La mise en examen d'Éric Dupond-Moretti

Soupçons de conflits d'intérêts : Éric Dupond-Moretti, mis en examen, redemande l'annulation de la procédure

Benoit Leroy
Publié le 23 mai 2022 à 23h07
JT Perso

Source : TF1 Info

Les magistrats de la Cour de justice de la République (CJR) reproche au ministre d'avoir voulu régler ses comptes lors de son arrivée à la Justice.
Les avocats avaient déjà formulé une telle demande en novembre 2021, qui avait été rejetée par la Cour.
Convoqué à plusieurs reprises, il a refusé de répondre aux questions des magistrats enquêtant sur les faits.

Les avocats d'Éric Dupond-Moretti ont présenté lundi 23 mai devant la Cour de justice de la République (CJR) plusieurs demandes, dont l'annulation de la procédure pour prise illégale d'intérêt qui vise le ministre de la Justice, a appris l'AFP de sources proches du dossier. La CJR, seule juridiction pouvant poursuivre des ministres pour des infractions commises durant leur mandat, doit rendre sa décision le 14 juin prochain, selon les mêmes sources.

Les défenseurs du garde des Sceaux ont également demandé que soit auditionnée Céline Parisot, présidente de l'Union syndicale des magistrats (USM). Ce syndicat est à l'origine des plaintes déposées, avec l'association Anticor, pour dénoncer des situations de conflit d'intérêts dans deux dossiers.

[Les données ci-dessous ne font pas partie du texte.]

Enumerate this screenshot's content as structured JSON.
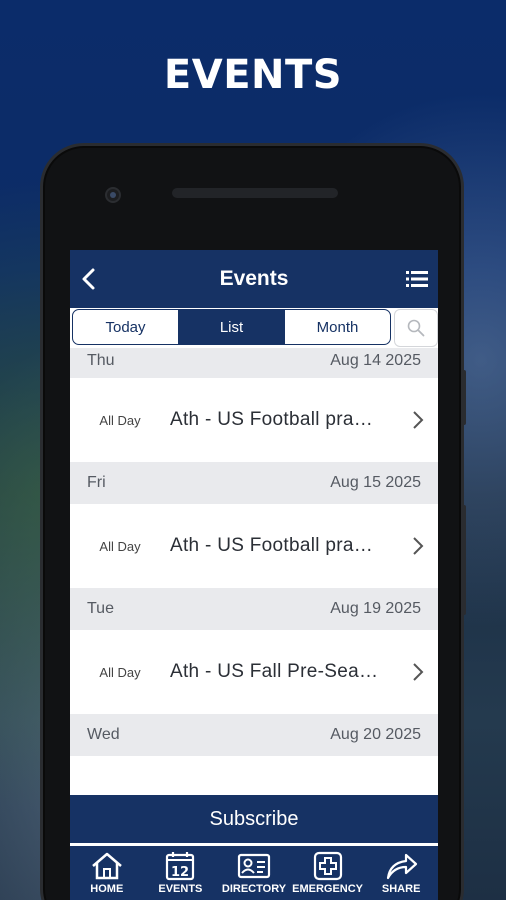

Dans le même temps, les avocats du ministre souhaitent qu'Henri-Claude Le Gall, magistrat honoraire à la retraite et ancien président de la CJR entre 2000 et 2012 soit aussi entendu. La commission d'instruction de la CJR avait sollicité son avis sur la marche à suivre concernant des requêtes en nullité déposées par le ministre.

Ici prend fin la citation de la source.